Kamu, Keindahan yang bisa kunikmati secara nyata, jelas, dan dekat. Kau juga memberikan kenyamanan yang membuatku tak bisa menahan senyum saat mengingatnya. Tapi, itu dulu.. Tidak, sekarang. Kamu, tidaklah jauh, namun hatiku sakit saat mengingatmu. Kamu yang rasanya semakin jauh, menemukan sosok lain yang bisa mengisi hari-harimu. Bahkan kamu lah yang mengisi hari-harinya. Aku, kamu mungkin tidak melupakan aku, tapi itu saat ini.. bagaimana nantinya?

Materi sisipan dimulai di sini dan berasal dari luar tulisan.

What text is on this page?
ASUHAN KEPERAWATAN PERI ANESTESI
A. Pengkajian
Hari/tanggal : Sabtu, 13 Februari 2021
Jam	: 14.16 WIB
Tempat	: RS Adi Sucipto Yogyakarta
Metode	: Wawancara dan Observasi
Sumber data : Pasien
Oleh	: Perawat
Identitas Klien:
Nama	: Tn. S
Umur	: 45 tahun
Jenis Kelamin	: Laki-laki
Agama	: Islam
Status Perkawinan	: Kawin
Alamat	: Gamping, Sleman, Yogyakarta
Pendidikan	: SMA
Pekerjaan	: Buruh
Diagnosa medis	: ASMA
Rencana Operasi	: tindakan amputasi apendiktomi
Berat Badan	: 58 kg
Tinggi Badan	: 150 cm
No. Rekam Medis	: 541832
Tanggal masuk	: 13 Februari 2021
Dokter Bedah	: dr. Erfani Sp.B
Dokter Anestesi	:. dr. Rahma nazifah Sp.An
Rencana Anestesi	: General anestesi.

Saat kau sudah jauh.. saat lingkungan kita sudah tak lagi sama. Semuanya akan berubah. Tidak usah menunggu nanti.. sekarang pun sudah berubah. Apakah ini hanya perasaanku saja? Tapi pada kenyataannya bukan hanya aku kan? Aku hanyalah salah satu diantara wanita-wanita yang kau beri ucapan manis yang sebenarnya memang sangat ampuh untuk meluluhkan hati para wanita. Tapi, disini aku merasa kecewa. Kenapa situasi kita tidak selalu tepat? Ah, bukan kita. Tapi aku. Aku yang terlalu bodoh memiliki perasaan kepadamu yang jelas-jelas tak mungkin kumiliki. Hahaha. Aku ingin tertawa, betapa menyedihkannya aku yang masih mempertahankan perasaan ini, untukmu.